A bastado un rebrote para que el virus nuestro de cada día cuaje un dos paredes en el frontón de la esperanza (nada que ver con el viejo frontón, aledaño a la iglesia de San Nicolás...) y nos deje ahí, quietos y parados, como un rebaño de ovejas latxas carranzanas (esas sí que acostumbran a cruzar a tierras cántabras...) en el redil. Iba a escribirles una carta de amor al Bilbao que se fue y ahora renace aprovechando el florecer de las nuevas marquesinas de Norman Foster o la cercana apertura de la programación del Teatro Arriaga -me ahorro la confusión de Vox con el edificio del Ayuntamiento, ya suficientemente ordeñada...-, con el concierto de Joaquín Achúcarro, cuando el rebrote del virus calló la pluma. Ya no tengo ganas. El amor requiere días felices para escribirle y no es este uno de esos.

También ha pisado el freno en seco el Gobierno vasco, que aceleraba hacia la mal llamada nueva normalidad. No hay prisa, asegura ahora. No porque se hubiese precipitado sino porque aparecen baches en el camino.
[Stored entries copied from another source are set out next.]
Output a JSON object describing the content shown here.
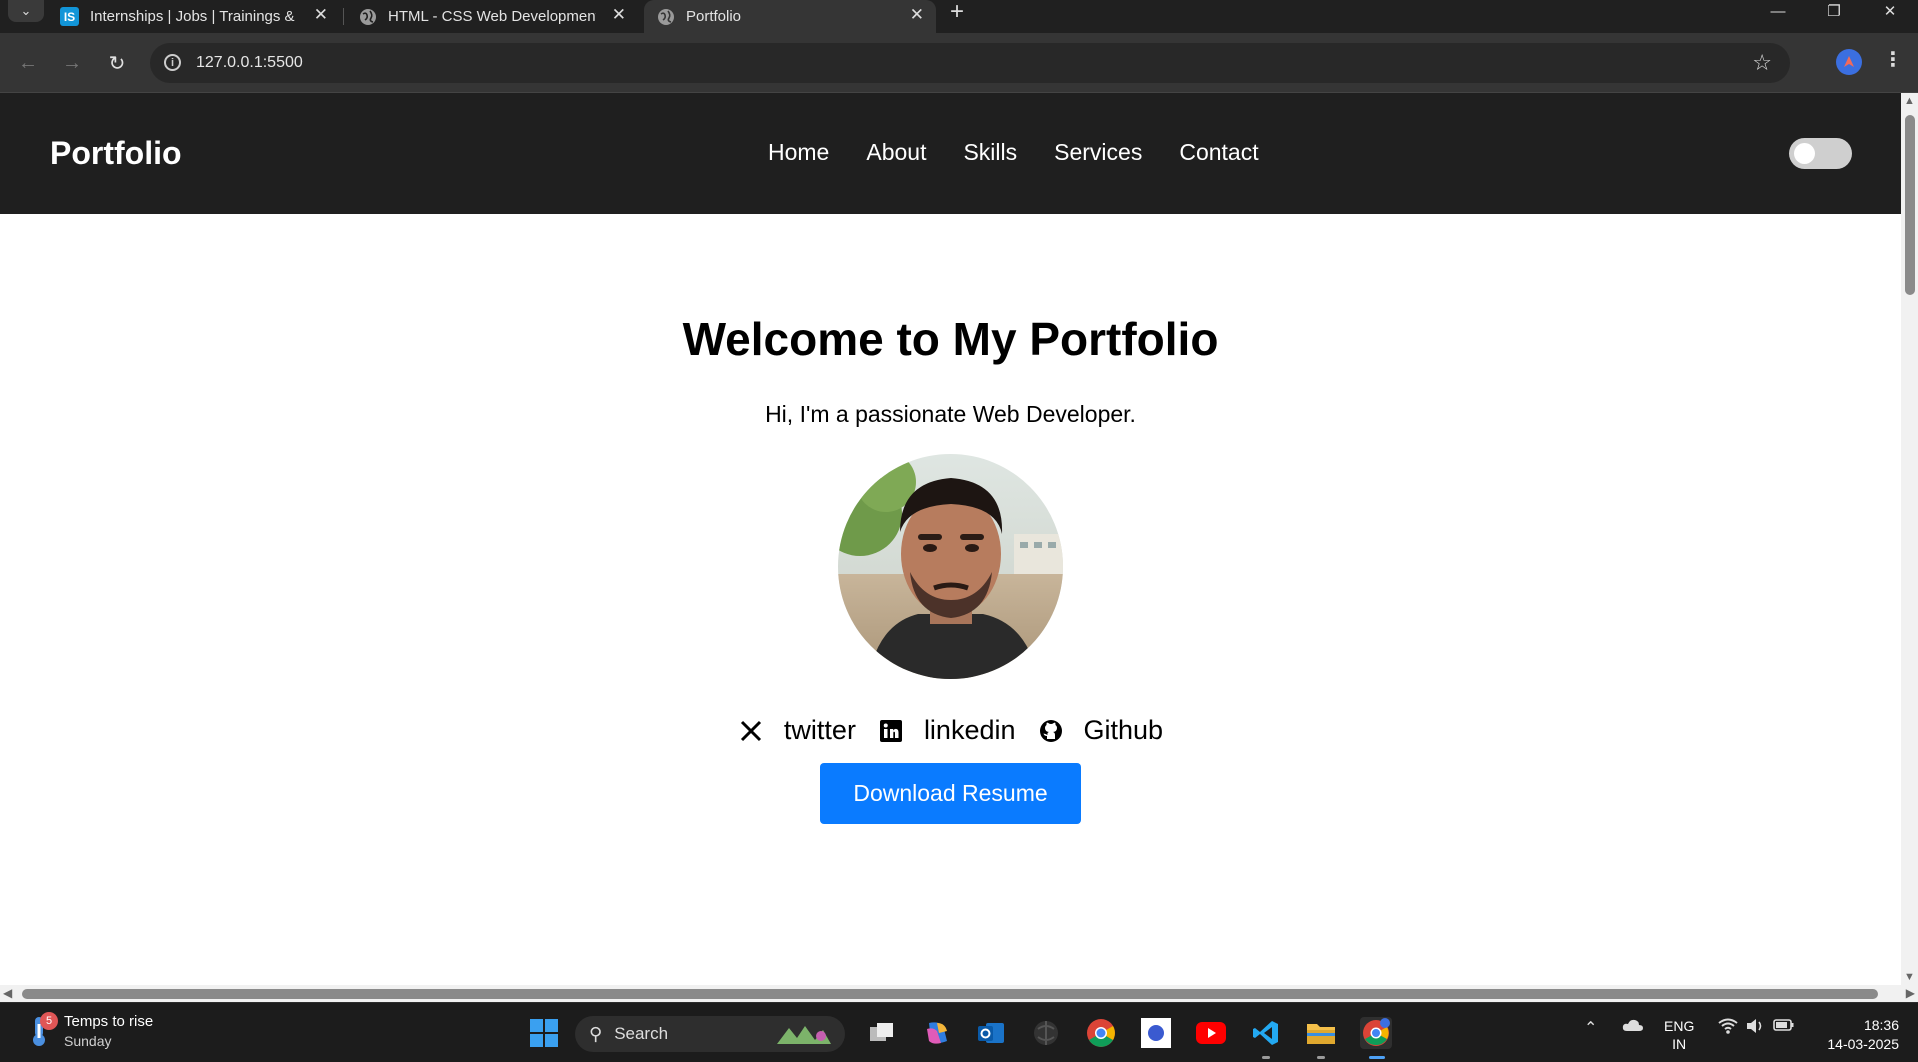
{
  "browser": {
    "tabs": [
      {
        "title": "Internships | Jobs | Trainings & I",
        "favicon": "internshala-icon"
      },
      {
        "title": "HTML - CSS Web Development",
        "favicon": "globe-icon"
      },
      {
        "title": "Portfolio",
        "favicon": "globe-icon",
        "active": true
      }
    ],
    "url": "127.0.0.1:5500"
  },
  "site": {
    "logo": "Portfolio",
    "nav": [
      "Home",
      "About",
      "Skills",
      "Services",
      "Contact"
    ],
    "theme_toggle": {
      "on": false
    },
    "hero": {
      "title": "Welcome to My Portfolio",
      "subtitle": "Hi, I'm a passionate Web Developer.",
      "socials": [
        {
          "label": "twitter",
          "icon": "x-twitter-icon"
        },
        {
          "label": "linkedin",
          "icon": "linkedin-icon"
        },
        {
          "label": "Github",
          "icon": "github-icon"
        }
      ],
      "download_label": "Download Resume",
      "accent_color": "#0a7bff"
    }
  },
  "taskbar": {
    "weather": {
      "badge": "5",
      "title": "Temps to rise",
      "subtitle": "Sunday"
    },
    "search_placeholder": "Search",
    "language": {
      "line1": "ENG",
      "line2": "IN"
    },
    "time": "18:36",
    "date": "14-03-2025"
  }
}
El ser humano camina por la vida, en ocasiones como mala costumbre, a cien kilómetros por hora, pero no huye de ningún lugar, ni va en realidad hacia ninguna parte. Es el ritmo de nuestro tiempo. ¿Para qué correr cuando has errado de camino?, se preguntaba John Ray, naturalista del siglo XVII. Parece que la pregunta sigue siendo certera.

La vida nos enseñó, con su día a día anterior a este paréntesis y a otros tantos que hubo, que ver es creer pero que sentir es estar seguro. En los últimos días hemos visto a más de uno y de una que no se sentían seguros pese a que abrían la puerta. En ocasiones les hemos tildado de cobardes o de prudentes en exceso. Ahora nos planteamos si no convendrá entornarla un punto, no sea que por ella entren el frío y el lobo. Seguimos en campo abierto aún.